Piękna kobieta jechała z dzieckiem, skromnie wyposażona w biżuteryjną galanterię, nie miała nawet obrączki. Opalona, o wyblakłych chyba zielonych oczach, z uśmiechem, i francuskim manikiurem. Wespół śmiejemy się, gdy na korytarzu babeczka, z gatunku znanego wszystkim – królowa towarzystwa, wszystkowiedząca pani porada, lekarstwo na nieuniknione, mimo że telefonicznie, to tak głośno, jakby chciała dokrzyczeć się analogowo, poucza kogoś, jak ma wsiąść do pociągu i niech się pospieszy (jakiś facet nie wytrzymał ciśnienia i odkrzyknął pani, że jeszcze ma czternaście minut, więc nie ma pośpiechu, bo nogi połamie) i cały wagon spakietyzowany przedziałowo miał ubaw. Mama z dwójką dziewczynek nie zdołała kupić trzech miejsc w jednym przedziale, więc mota się między samotnie siedzącą starszą, a młodszą córeczką. Kiedy wreszcie się uspokaja, zasypia po męsku, z nogami szeroko rozłożonymi, eksponując juvenalia okryte dopasowanym do stanu posiadania dresem.

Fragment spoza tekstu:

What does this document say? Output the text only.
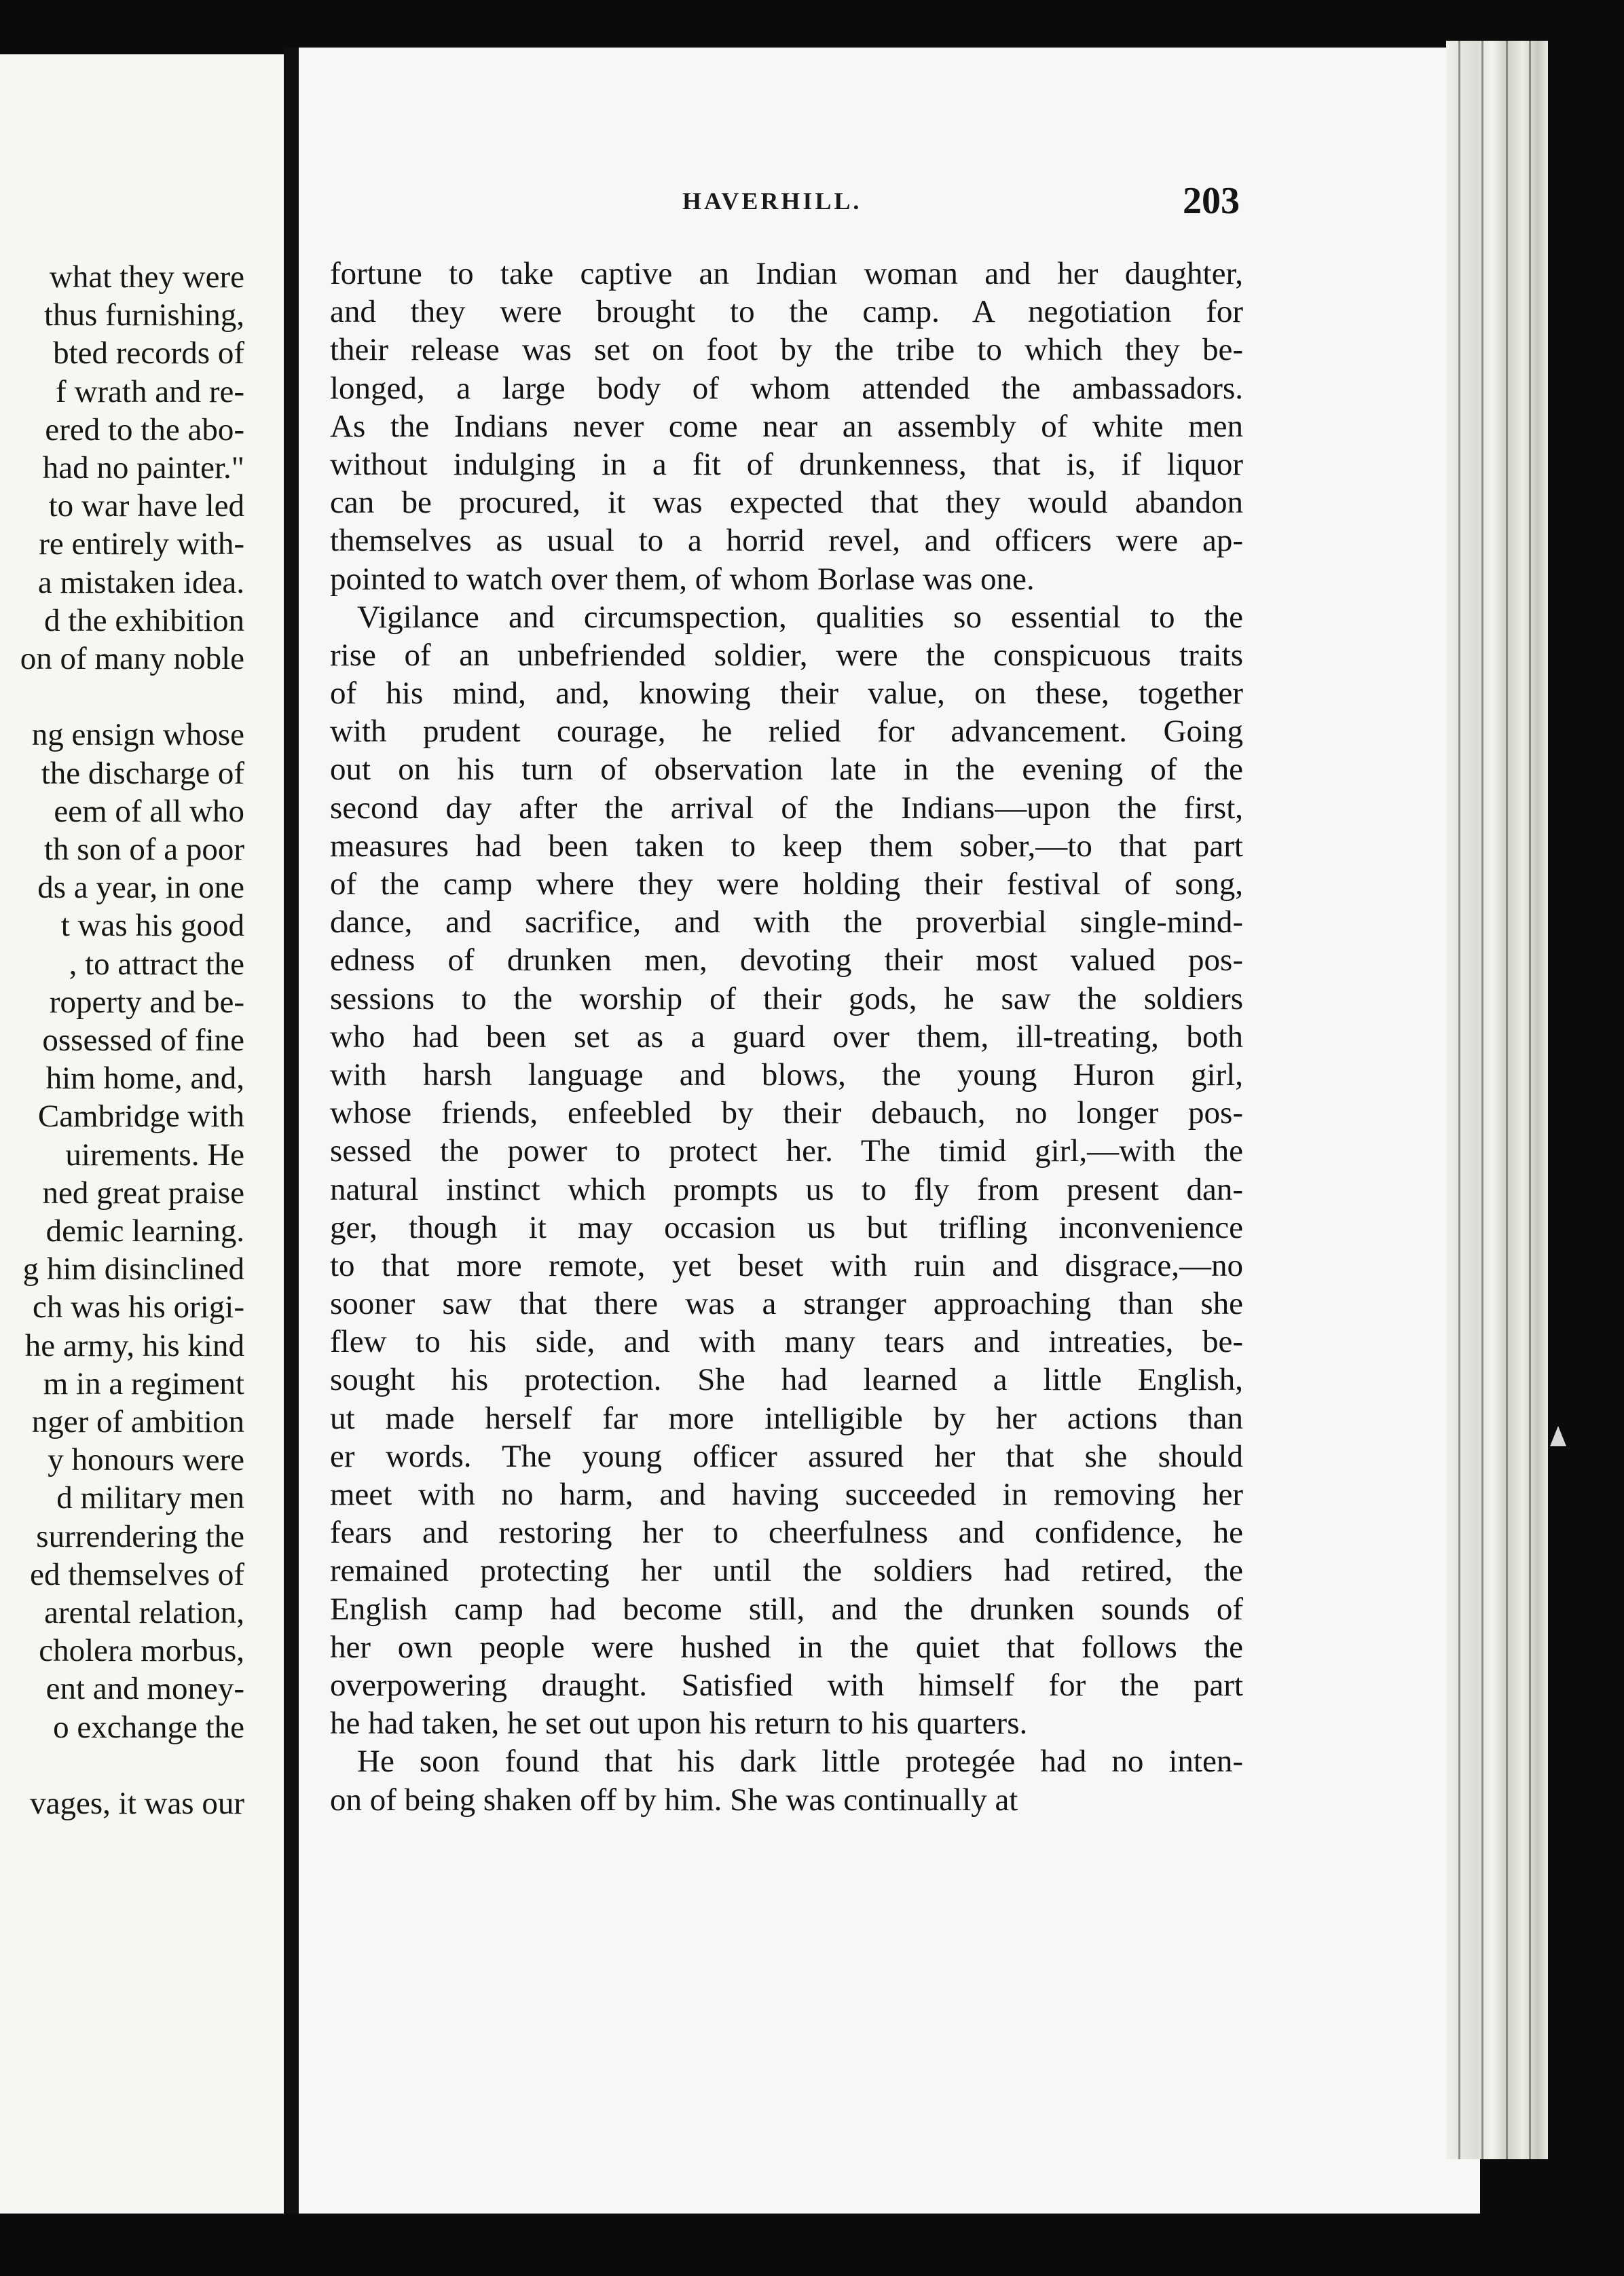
HAVERHILL.	203

what they were

thus furnishing,

bted records of

f wrath and re-

ered to the abo-

had no painter."

to war have led

re entirely with-

a mistaken idea.

d the exhibition

on of many noble

ng ensign whose

the discharge of

eem of all who

th son of a poor

ds a year, in one

t was his good

, to attract the

roperty and be-

ossessed of fine

him home, and,

Cambridge with

uirements. He

ned great praise

demic learning.

g him disinclined

ch was his origi-

he army, his kind

m in a regiment

nger of ambition

y honours were

d military men

surrendering the

ed themselves of

arental relation,

cholera morbus,

ent and money-

o exchange the

vages, it was our

fortune to take captive an Indian woman and her daughter,
and they were brought to the camp. A negotiation for
their release was set on foot by the tribe to which they be-
longed, a large body of whom attended the ambassadors.
As the Indians never come near an assembly of white men
without indulging in a fit of drunkenness, that is, if liquor
can be procured, it was expected that they would abandon
themselves as usual to a horrid revel, and officers were ap-
pointed to watch over them, of whom Borlase was one.
Vigilance and circumspection, qualities so essential to the
rise of an unbefriended soldier, were the conspicuous traits
of his mind, and, knowing their value, on these, together
with prudent courage, he relied for advancement. Going
out on his turn of observation late in the evening of the
second day after the arrival of the Indians—upon the first,
measures had been taken to keep them sober,—to that part
of the camp where they were holding their festival of song,
dance, and sacrifice, and with the proverbial single-mind-
edness of drunken men, devoting their most valued pos-
sessions to the worship of their gods, he saw the soldiers
who had been set as a guard over them, ill-treating, both
with harsh language and blows, the young Huron girl,
whose friends, enfeebled by their debauch, no longer pos-
sessed the power to protect her. The timid girl,—with the
natural instinct which prompts us to fly from present dan-
ger, though it may occasion us but trifling inconvenience
to that more remote, yet beset with ruin and disgrace,—no
sooner saw that there was a stranger approaching than she
flew to his side, and with many tears and intreaties, be-
sought his protection. She had learned a little English,
ut made herself far more intelligible by her actions than
er words. The young officer assured her that she should
meet with no harm, and having succeeded in removing her
fears and restoring her to cheerfulness and confidence, he
remained protecting her until the soldiers had retired, the
English camp had become still, and the drunken sounds of
her own people were hushed in the quiet that follows the
overpowering draught. Satisfied with himself for the part
he had taken, he set out upon his return to his quarters.
He soon found that his dark little protegée had no inten-
on of being shaken off by him. She was continually at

Pod wiaduktem w Poznaniu widzę rozłożone materace z pościelą, na których siedzi kobieta z siatkami i dwójką dzieci. Najwyraźniej ów wiadukt jest ich domem - tymczasowym, jak wszystko co posiadają. Pociąg zatłoczony, jakby docelowo planował dojechać do raju, a on ledwie do Krakowa ciągnie. Tłok w przedziałach korytarzowo uzupełniają młodzi Niemcy, o farbowanych na żółto włosach, albo pokancerowani i zagipsowani nadgarstkowo, samotne kobiety obładowane jakby wracały z bardzo udanego świniobicia. Wyjechaliśmy spod chmur i drobnego deszczu, więc wrotycze, nawłocie i wiesiołki między torami śmieją się mocniej, niż te nadmorskie. Gdzieniegdzie już po żniwach, gdzie indziej dopiero się zbiera, albo i nie.
Znad morza przez Kraków...?
OdpowiedzUsuńpociąg zmierzał do Krakowa.
UsuńGdzieniegdzie już po żniwach, gdzie indziej dopiero się zbiera, albo i nie.
OdpowiedzUsuńCzyli, w zasadzie, jak wszędzie i ze wszystkim.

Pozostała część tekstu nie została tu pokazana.